Chinese firms are developing connections with companies running data centres in Southeast Asia and the Middle East to rent their computing power and so get access to the most advanced chips from the US AI chip giant Nvidia. While there are problems, it is legally compliant, at least for now.

After intense lobbying from Nvidia chief Jensen Huang, Trump has lifted the ban on its H200 chips to China. Huang has said that demand for the chips, which is below the standard of the top range made by the company, is very high and the chips were “flowing through the line.”

But it remains to be seen how much they will be used. Such is the rapidity of chip development that, according to a report in the Wall Street Journal, representatives of Chinese tech companies have said that the chip, which is two generations behind Nvidia top-of-the-range Rubin series, “has become insufficient for training state-of-the-art AI.”

And there is also the question of the extent to which the Xi Jinping government will allow the use of the H200s as it pushes for China to make its independent development in chipmaking.

Maintenance of its supremacy in the AI battle is becoming an existential question for the US. The AI boom is estimated to have contributed almost 1 percentage point to the US growth rate in the first three quarters of last year and the AI boom is the mainstay of Wall Street.

The massive investment running into trillions of dollars is dependent on sufficient returns being generated by application.

But if for any reason this is undermined, for example, by new and more advanced technologies being developed or by the US simply being outmuscled in markets by its China rivals—or even the perception that such events could take place—then the outcome could be a major financial and economic crisis.

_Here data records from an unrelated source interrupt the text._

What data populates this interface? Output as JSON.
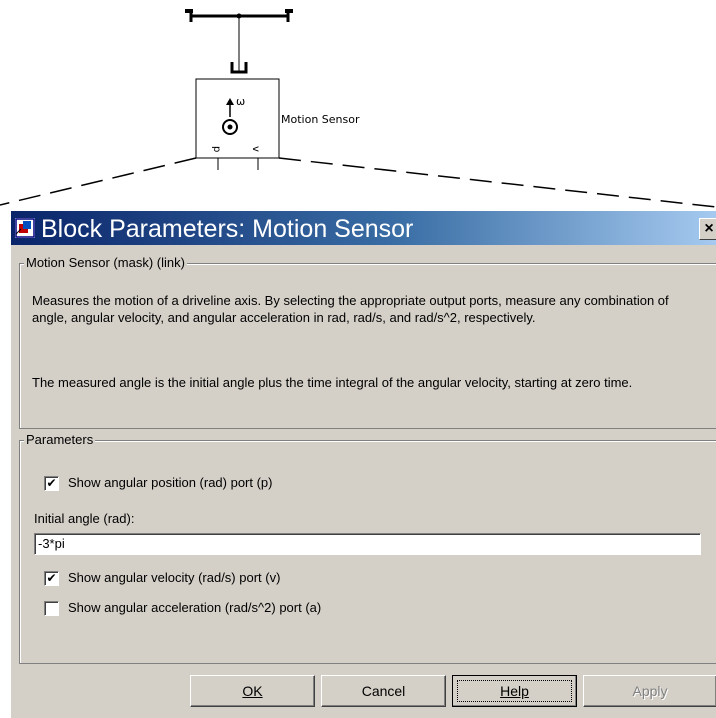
{
  "diagram": {
    "block_label": "Motion Sensor",
    "omega_symbol": "ω",
    "port_p": "p",
    "port_v": "v"
  },
  "dialog": {
    "title": "Block Parameters: Motion Sensor",
    "close_symbol": "×",
    "mask_group_title": "Motion Sensor (mask) (link)",
    "description_1": "Measures the motion of a driveline axis. By selecting the appropriate output ports, measure any combination of angle, angular velocity, and angular acceleration in rad, rad/s, and rad/s^2, respectively.",
    "description_2": "The measured angle is the initial angle plus the time integral of the angular velocity, starting at zero time.",
    "params_group_title": "Parameters",
    "params": {
      "show_position": {
        "label": "Show angular position (rad) port (p)",
        "checked": true
      },
      "initial_angle_label": "Initial angle (rad):",
      "initial_angle_value": "-3*pi",
      "show_velocity": {
        "label": "Show angular velocity (rad/s) port (v)",
        "checked": true
      },
      "show_acceleration": {
        "label": "Show angular acceleration (rad/s^2) port (a)",
        "checked": false
      }
    },
    "buttons": {
      "ok": "OK",
      "cancel": "Cancel",
      "help": "Help",
      "apply": "Apply"
    },
    "check_mark": "✔"
  },
  "colors": {
    "title_gradient_start": "#0a246a",
    "title_gradient_end": "#a6caf0",
    "dialog_face": "#d4d0c8"
  },
  "icons": [
    "simulink-block-icon",
    "close-icon",
    "checkbox-checked",
    "checkbox-unchecked"
  ]
}
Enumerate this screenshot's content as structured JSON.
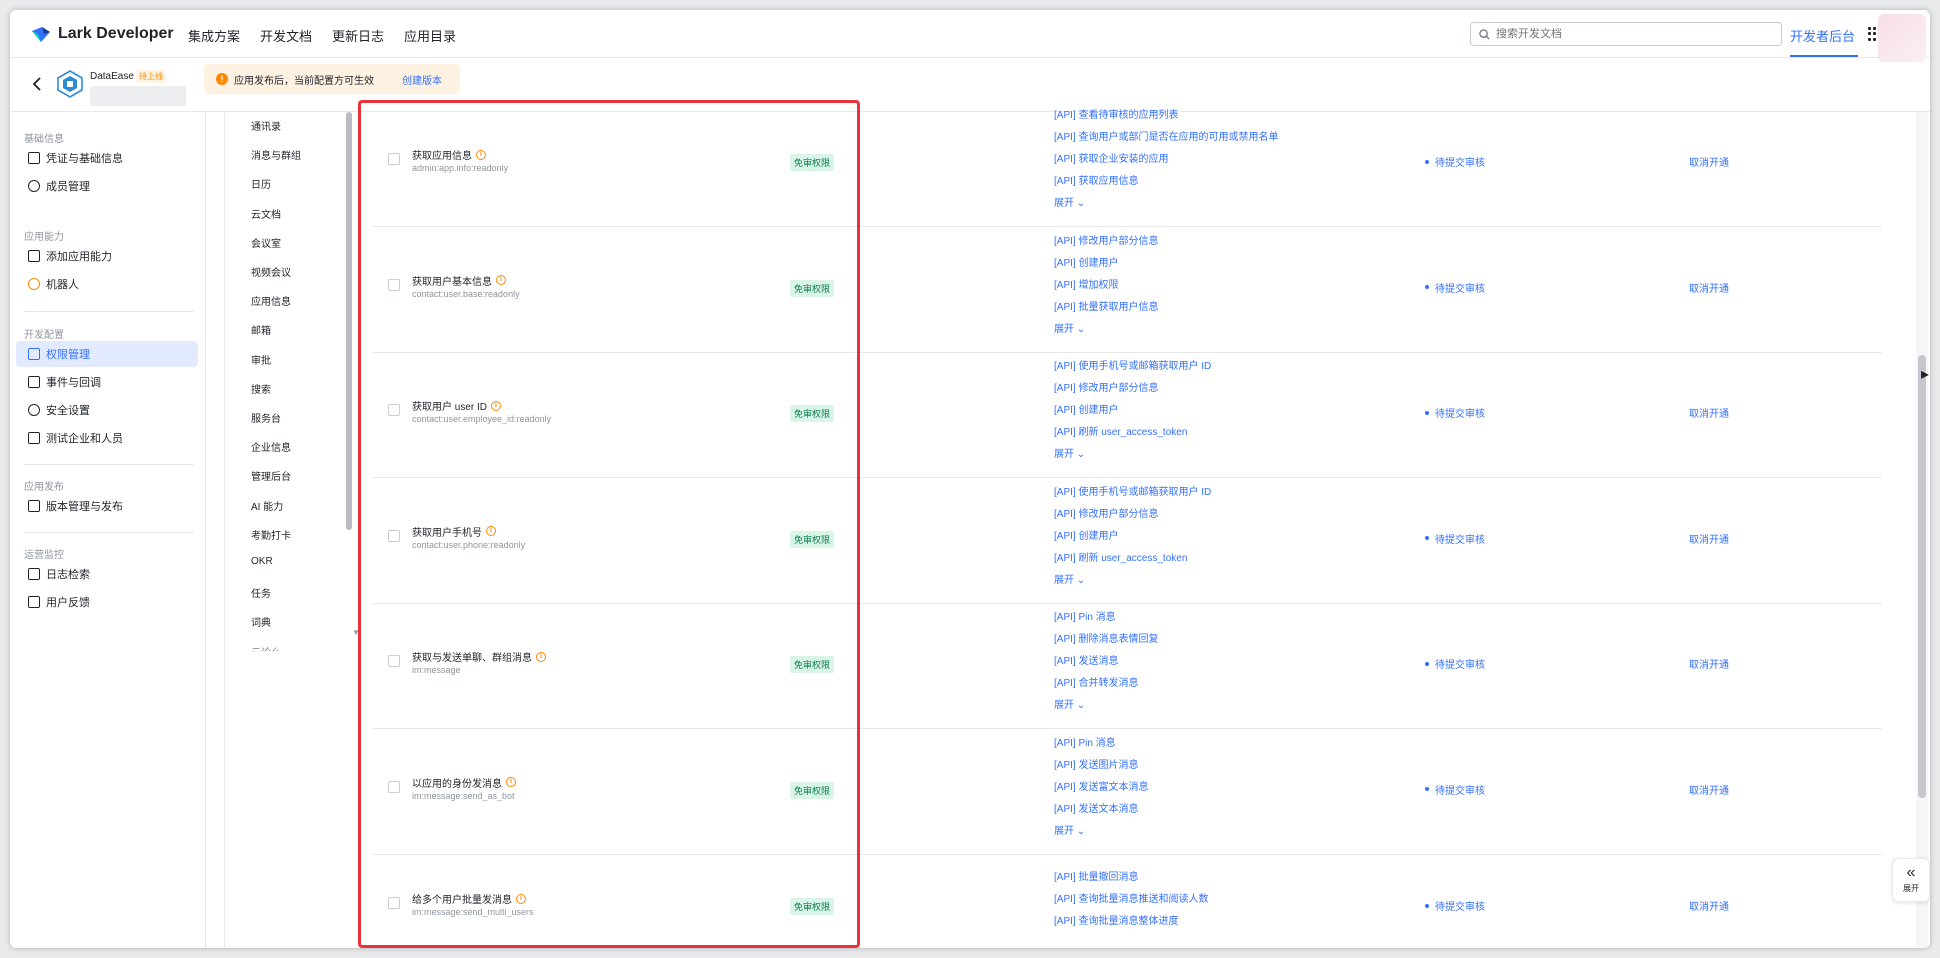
{
  "header": {
    "brand": "Lark Developer",
    "nav": [
      "集成方案",
      "开发文档",
      "更新日志",
      "应用目录"
    ],
    "search_placeholder": "搜索开发文档",
    "dev_backend": "开发者后台"
  },
  "app": {
    "name": "DataEase",
    "tag": "待上线"
  },
  "notice": {
    "text": "应用发布后，当前配置方可生效",
    "link": "创建版本"
  },
  "sidebar": {
    "groups": [
      {
        "title": "基础信息",
        "items": [
          {
            "label": "凭证与基础信息",
            "icon": "credential-icon"
          },
          {
            "label": "成员管理",
            "icon": "member-icon"
          }
        ]
      },
      {
        "title": "应用能力",
        "items": [
          {
            "label": "添加应用能力",
            "icon": "add-capability-icon"
          },
          {
            "label": "机器人",
            "icon": "robot-icon"
          }
        ]
      },
      {
        "title": "开发配置",
        "items": [
          {
            "label": "权限管理",
            "icon": "permission-icon",
            "active": true
          },
          {
            "label": "事件与回调",
            "icon": "event-icon"
          },
          {
            "label": "安全设置",
            "icon": "shield-icon"
          },
          {
            "label": "测试企业和人员",
            "icon": "test-icon"
          }
        ]
      },
      {
        "title": "应用发布",
        "items": [
          {
            "label": "版本管理与发布",
            "icon": "version-icon"
          }
        ]
      },
      {
        "title": "运营监控",
        "items": [
          {
            "label": "日志检索",
            "icon": "log-icon"
          },
          {
            "label": "用户反馈",
            "icon": "feedback-icon"
          }
        ]
      }
    ]
  },
  "categories": [
    "通讯录",
    "消息与群组",
    "日历",
    "云文档",
    "会议室",
    "视频会议",
    "应用信息",
    "邮箱",
    "审批",
    "搜索",
    "服务台",
    "企业信息",
    "管理后台",
    "AI 能力",
    "考勤打卡",
    "OKR",
    "任务",
    "词典",
    "云论么"
  ],
  "permissions": [
    {
      "name": "获取应用信息",
      "code": "admin:app.info:readonly",
      "badge": "免审权限",
      "apis": [
        "[API] 查看待审核的应用列表",
        "[API] 查询用户或部门是否在应用的可用或禁用名单",
        "[API] 获取企业安装的应用",
        "[API] 获取应用信息"
      ],
      "expand": "展开",
      "status": "待提交审核",
      "action": "取消开通"
    },
    {
      "name": "获取用户基本信息",
      "code": "contact:user.base:readonly",
      "badge": "免审权限",
      "apis": [
        "[API] 修改用户部分信息",
        "[API] 创建用户",
        "[API] 增加权限",
        "[API] 批量获取用户信息"
      ],
      "expand": "展开",
      "status": "待提交审核",
      "action": "取消开通"
    },
    {
      "name": "获取用户 user ID",
      "code": "contact:user.employee_id:readonly",
      "badge": "免审权限",
      "apis": [
        "[API] 使用手机号或邮箱获取用户 ID",
        "[API] 修改用户部分信息",
        "[API] 创建用户",
        "[API] 刷新 user_access_token"
      ],
      "expand": "展开",
      "status": "待提交审核",
      "action": "取消开通"
    },
    {
      "name": "获取用户手机号",
      "code": "contact:user.phone:readonly",
      "badge": "免审权限",
      "apis": [
        "[API] 使用手机号或邮箱获取用户 ID",
        "[API] 修改用户部分信息",
        "[API] 创建用户",
        "[API] 刷新 user_access_token"
      ],
      "expand": "展开",
      "status": "待提交审核",
      "action": "取消开通"
    },
    {
      "name": "获取与发送单聊、群组消息",
      "code": "im:message",
      "badge": "免审权限",
      "apis": [
        "[API] Pin 消息",
        "[API] 删除消息表情回复",
        "[API] 发送消息",
        "[API] 合并转发消息"
      ],
      "expand": "展开",
      "status": "待提交审核",
      "action": "取消开通"
    },
    {
      "name": "以应用的身份发消息",
      "code": "im:message:send_as_bot",
      "badge": "免审权限",
      "apis": [
        "[API] Pin 消息",
        "[API] 发送图片消息",
        "[API] 发送富文本消息",
        "[API] 发送文本消息"
      ],
      "expand": "展开",
      "status": "待提交审核",
      "action": "取消开通"
    },
    {
      "name": "给多个用户批量发消息",
      "code": "im:message:send_multi_users",
      "badge": "免审权限",
      "apis": [
        "[API] 批量撤回消息",
        "[API] 查询批量消息推送和阅读人数",
        "[API] 查询批量消息整体进度"
      ],
      "expand": "",
      "status": "待提交审核",
      "action": "取消开通"
    }
  ],
  "collapse_button": {
    "label": "展开"
  },
  "colors": {
    "accent": "#3370ff",
    "highlight_box": "#e8333d",
    "badge_bg": "#d9f5e7",
    "warning": "#ff8800"
  }
}
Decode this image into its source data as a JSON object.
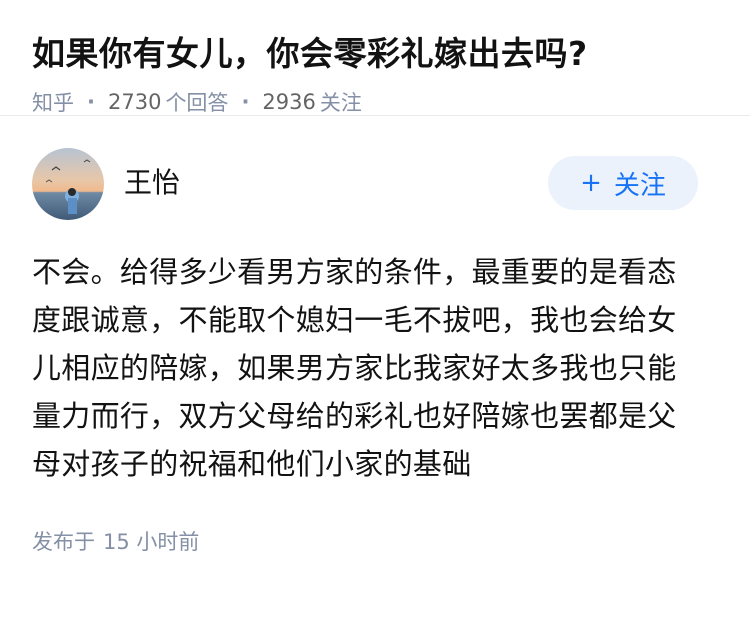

Such developments are not on some distant horizon.

In presenting its latest economic outlook update, International Monetary Fund chief economist Pierre-Olivier Gourinchas warned that there was a risk of disruption in a “surprisingly resilient” world economy if there was a reversal of the AI boom.

“There is a risk of a correction, a market correction, if expectations about AI gains in productivity and profitability are not realised,” he said.

He warned that because the tech groups’ market capitalisation was much bigger than during the dot-com bubble at the start of a century, even a small reversal could have a “big impact” and the increased use of debt in financing the investment boom was a worry.